In regards to admin costs, just look at UC Berkeley, they now have a $25 million dollar diversity department that hires nearly a hundred staff, all making over $50k and getting access to the pension system. Lots of people will say departments like this are a good thing, but there’s no question these departments cost a lot of money and inflate administrative costs. Berkeley has 1 staff member for every 2 students at this point.

Look at this: “ Establishment of a Supplier Diversity Program at an institution is required when an organization is receiving federal funding for contracts or subcontracts as dictated by the Federal Acquisition Regulations (FARS). The delegation of authority to manage the program is issued through the Office of the President (UCOP) policy.” Talk about regulation causing bloat, to take federal contracts you need to establish an office that tracks and reports the diversity of your contractors.
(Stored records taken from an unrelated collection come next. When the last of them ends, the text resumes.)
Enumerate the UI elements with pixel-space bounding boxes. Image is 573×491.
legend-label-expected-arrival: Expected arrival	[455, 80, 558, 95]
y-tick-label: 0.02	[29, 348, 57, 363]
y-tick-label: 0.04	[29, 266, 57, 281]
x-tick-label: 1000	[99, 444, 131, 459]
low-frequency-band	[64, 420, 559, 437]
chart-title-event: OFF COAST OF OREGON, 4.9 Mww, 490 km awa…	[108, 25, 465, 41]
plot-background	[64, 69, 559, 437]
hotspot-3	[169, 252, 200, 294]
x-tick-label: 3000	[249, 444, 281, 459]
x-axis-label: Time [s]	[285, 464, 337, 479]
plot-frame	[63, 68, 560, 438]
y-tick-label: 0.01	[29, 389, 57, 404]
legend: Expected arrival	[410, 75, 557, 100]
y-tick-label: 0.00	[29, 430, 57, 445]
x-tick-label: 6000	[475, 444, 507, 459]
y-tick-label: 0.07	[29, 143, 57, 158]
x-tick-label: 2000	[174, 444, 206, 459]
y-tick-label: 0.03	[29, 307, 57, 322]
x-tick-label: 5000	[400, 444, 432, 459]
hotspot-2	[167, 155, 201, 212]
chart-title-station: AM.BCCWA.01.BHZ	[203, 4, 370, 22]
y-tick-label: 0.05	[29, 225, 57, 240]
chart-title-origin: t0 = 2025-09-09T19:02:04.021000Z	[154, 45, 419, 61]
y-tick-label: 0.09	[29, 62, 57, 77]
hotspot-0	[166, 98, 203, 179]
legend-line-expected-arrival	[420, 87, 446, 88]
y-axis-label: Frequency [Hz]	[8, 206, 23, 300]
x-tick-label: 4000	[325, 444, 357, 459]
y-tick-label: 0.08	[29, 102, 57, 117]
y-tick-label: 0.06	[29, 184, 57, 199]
No wonder costs have skyrocketed.

https://supplychain.berkeley.edu/supplier-diversity-faqs



But, isn't there a huge gap between:

A) tracking and reporting the diversity of your contractors (which I think a techie might accomplish with a google form and a spreadsheet),

B) "establish an office" that performs A,

C) a "$25 million dollar diversity department that hires nearly a hundred staff"?


It does make you wonder though whether this spending is actually bad though. IE, does admin bloat improve university outcomes? If a PI has better resources, is their research output improved?

IMO the discussion focuses entirely on cost-to-student, which is of course important, but is possibly missing some important details. A doubling of productivity among research staff at a university like Cal would no doubt correspond to some insane GDP multiplier 20 years down the road.


> Berkeley has 1 staff member for every 2 students at this point.

Fascinating. Got a citation for this?